Analysis of the Genetic Structure of Sclerotinia sclerotiorum (Lib.) de Bary Populations from Different Regions and Host Plants by Random Amplified Polymorphic DNA Markers

Jun-Ming SUN, Witold IRZYKOWSKI, Malgorzata JEDRYCZKA,Fen-Xia HAN   

Abstract: The genetic diversity and genetic structure of a population of isolates of Sclerotinia sclerotiorum (Lib.) de Bary from different regions and host plants were investigated using the random amplified polymorphic DNA (RAPD) method with 20 random decamer primer pairs in order to provide some information on the phylogenetic taxa and breeding for resistance to sclerotinia stem rot. A minimum of three and a maximum of 15 unambiguously amplified bands were generated, furnishing a total of 170 bands ranging in size from 100 to 3 200 bp, corresponding to an average of 8.5 bands per primer pair. One hundred and four of these 170 bands (61.2%) were polymorphic, the percentage of polymorphic bands for each primer pair ranging from 0.0% to 86.7%. The genetic relationships among the isolates, based on the results of RAPD analysis, were examined. The genetic similarity of all selected isolates was quite high. At the species level, the genetic diversity estimated by Nei’s gene diversity (h) was 0.197 and Shannon’s index of diversity (I) was 0.300. The unweighted pair-group mean analysis (UPGMA) cluster analysis showed that most isolates from the same regions were grouped in the same cluster or a close cluster. The population of isolates from Hefei (Anhui Province, China) was more uniform and relatively distant to other populations. The Canadian population collected from carrot (Daucus carota var. sativa DC.) was relatively close to the Polish population collected from oilseed rape (Brassica napus L.) plants. There was no relationship between isolates from the same host plants. An analysis of molecular variance (AMOVA) revealed that the percentage of variance attributable to variation among and within populations was 50.62% and 49.38%, respectively. When accessions from China, Europe, and Canada were treated as three separate groups, the variance components among groups, among populations within groups, and within populations were –0.96%, 51.48%, and 49.47%, respectively.
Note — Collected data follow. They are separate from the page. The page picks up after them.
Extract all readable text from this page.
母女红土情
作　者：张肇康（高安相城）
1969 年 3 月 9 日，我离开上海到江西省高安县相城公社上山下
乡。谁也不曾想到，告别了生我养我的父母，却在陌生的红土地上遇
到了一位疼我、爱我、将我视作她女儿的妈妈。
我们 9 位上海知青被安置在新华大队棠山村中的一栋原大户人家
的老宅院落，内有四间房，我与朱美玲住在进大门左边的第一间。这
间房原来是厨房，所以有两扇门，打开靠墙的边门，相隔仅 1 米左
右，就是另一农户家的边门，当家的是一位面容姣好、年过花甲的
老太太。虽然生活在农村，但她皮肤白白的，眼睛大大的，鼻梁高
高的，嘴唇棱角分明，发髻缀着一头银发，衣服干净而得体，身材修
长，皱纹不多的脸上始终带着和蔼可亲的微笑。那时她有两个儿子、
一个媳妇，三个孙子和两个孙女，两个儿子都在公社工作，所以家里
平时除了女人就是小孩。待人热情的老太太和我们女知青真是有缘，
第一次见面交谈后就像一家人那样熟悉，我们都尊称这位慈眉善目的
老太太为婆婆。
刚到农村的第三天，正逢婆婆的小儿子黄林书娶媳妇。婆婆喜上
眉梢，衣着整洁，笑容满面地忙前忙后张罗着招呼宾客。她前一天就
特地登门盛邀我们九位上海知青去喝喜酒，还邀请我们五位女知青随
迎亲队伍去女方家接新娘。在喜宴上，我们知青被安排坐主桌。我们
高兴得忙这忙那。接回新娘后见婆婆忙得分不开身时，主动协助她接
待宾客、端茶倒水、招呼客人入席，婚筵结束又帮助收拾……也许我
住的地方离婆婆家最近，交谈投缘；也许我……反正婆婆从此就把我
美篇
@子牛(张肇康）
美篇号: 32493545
The genetic differentiations among and within populations were highly significant (P < 0.001). Similarly, the coefficient of gene differentiation (Gst) in total populations calculated by population genetic analysis was 0.229 4, which indicated that the genetic variation among populations was 22.94%. The gene flow (Nm) was 1.68, which indicated that the gene permutation and interaction among populations was relatively high.

Key words: genetic structure, intraspecific variability, Sclerotinia sclerotiorum (Lib.) de Bary, random amplified polymorphic DNA (RAPD) analysis.